InsiteRetriever: A web app for retrieving contents within a site.

Motivation

This app is inspired by the fact that many bloggers who are skilled in one field/domain or another maintain blogging sites to share their knowledge but there are usually no searching boxes provided on their sites. However, more broadly, this app usage is not limited in blogging sites but can be applied to any other type of sites.

Due to the lack of resources in comparison to big search engines like Google, this functions only for in-site searching while at paragraph level. Hopefully this helps information seekers to get domain-specific knowledge efficiently from an expert’s (e.g., the bloggers) site or any other type of sites.

Demo (Notebook)

demo

Features

Using Anserini tool for efficient indexing and querying.
Recursively scrape the contents of a site to make comprehensive.
Designed flexiblely to query contents from a site at paragraph level, namely the <p> tag of a HTML page.
To query some pre-built indexes or parse, index and query a site from scratch simply given its http URL. Once done, no need to prase and index the same site again.
The sites that have been pre-indexed as of 2020-07-18, available in this repository and can be directly queried are:

Quick Start

git clone https://github.com/wangcongcong123/insite_retrieve.git
cd insite_retrieve
pip install -r requirements.txt
apt-get install maven -qq
git clone https://github.com/castorini/anserini.git
cd anserini
mvn clean package appassembler:assemble -DskipTests -Dmaven.javadoc.skip=true
cd ..
streamlit run app.py

Todo ideas

Let me know if any questions, feedback is welcome. Contributions or pull requests are highly encouraged.

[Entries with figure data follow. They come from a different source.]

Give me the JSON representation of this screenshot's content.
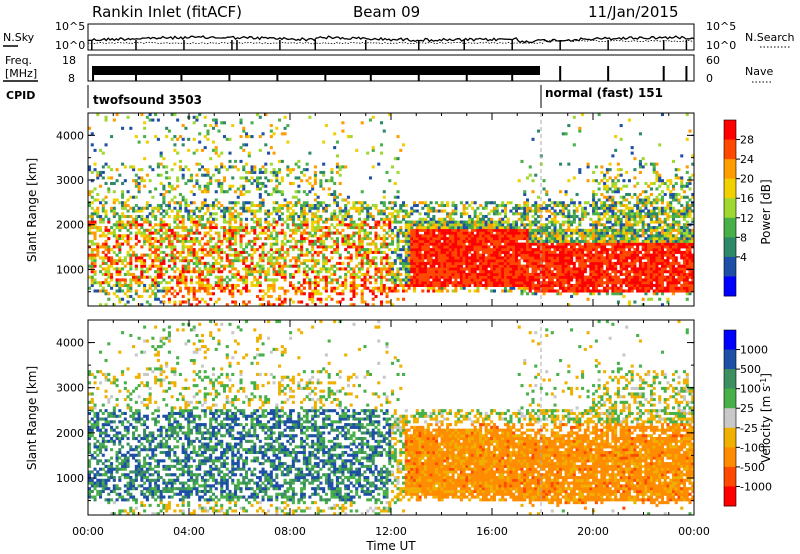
{
  "header": {
    "station": "Rankin Inlet (fitACF)",
    "beam": "Beam 09",
    "date": "11/Jan/2015"
  },
  "noise_panel": {
    "left_label": "N.Sky",
    "right_label": "N.Search",
    "ytick_top": "10^5",
    "ytick_bottom": "10^0"
  },
  "freq_panel": {
    "left_label_line1": "Freq.",
    "left_label_line2": "[MHz]",
    "right_label": "Nave",
    "ytick_left_top": "18",
    "ytick_left_bottom": "8",
    "ytick_right_top": "60",
    "ytick_right_bottom": "0"
  },
  "cpid_panel": {
    "label": "CPID",
    "segments": [
      {
        "text": "twofsound 3503",
        "start_hour": 0,
        "end_hour": 18
      },
      {
        "text": "normal (fast) 151",
        "start_hour": 18,
        "end_hour": 24
      }
    ]
  },
  "colors": {
    "power": [
      "#0000ff",
      "#1e4fa6",
      "#2e8a66",
      "#48b048",
      "#9ed830",
      "#f0d000",
      "#ff9c00",
      "#ff4800",
      "#ff0000"
    ],
    "velocity": [
      "#ff0000",
      "#ff4800",
      "#ff8c00",
      "#f0b000",
      "#c8c8c8",
      "#48b048",
      "#3c9060",
      "#1e4fa6",
      "#0000ff"
    ]
  },
  "chart_data": [
    {
      "type": "heatmap",
      "name": "power",
      "ylabel": "Slant Range [km]",
      "ylim": [
        180,
        4500
      ],
      "xlim": [
        0,
        24
      ],
      "yticks": [
        "1000",
        "2000",
        "3000",
        "4000"
      ],
      "xticks": [
        "00:00",
        "04:00",
        "08:00",
        "12:00",
        "16:00",
        "20:00",
        "00:00"
      ],
      "colorbar_label": "Power [dB]",
      "colorbar_ticks": [
        "4",
        "8",
        "12",
        "16",
        "20",
        "24",
        "28"
      ]
    },
    {
      "type": "heatmap",
      "name": "velocity",
      "ylabel": "Slant Range [km]",
      "ylim": [
        180,
        4500
      ],
      "xlim": [
        0,
        24
      ],
      "xlabel": "Time UT",
      "yticks": [
        "1000",
        "2000",
        "3000",
        "4000"
      ],
      "xticks": [
        "00:00",
        "04:00",
        "08:00",
        "12:00",
        "16:00",
        "20:00",
        "00:00"
      ],
      "colorbar_label": "Velocity [m s^-1]",
      "colorbar_ticks": [
        "1000",
        "500",
        "100",
        "25",
        "-25",
        "-100",
        "-500",
        "-1000"
      ]
    }
  ]
}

Below gives some Todo ideas.

Now the system only works using sparse retrieval-based BM25 model, so more work can go to extend the system to support dense retrieval-based techniques such as the recent advance: RetriBERT.
Now the system only includes a word cloud image indicating what the topics of a site are generally about, so more work can go to add more features such as topic modelling on the site’s contents.
More work can go to the presentation of retrived results, such as presenting them with more supplementary data (title, paragraph original location), highlighting exactly-matched words, better rendering etc.
Now the contents from each site are coarsely extracted, more filtering strategies are expected for improving the quality of the extracted contents.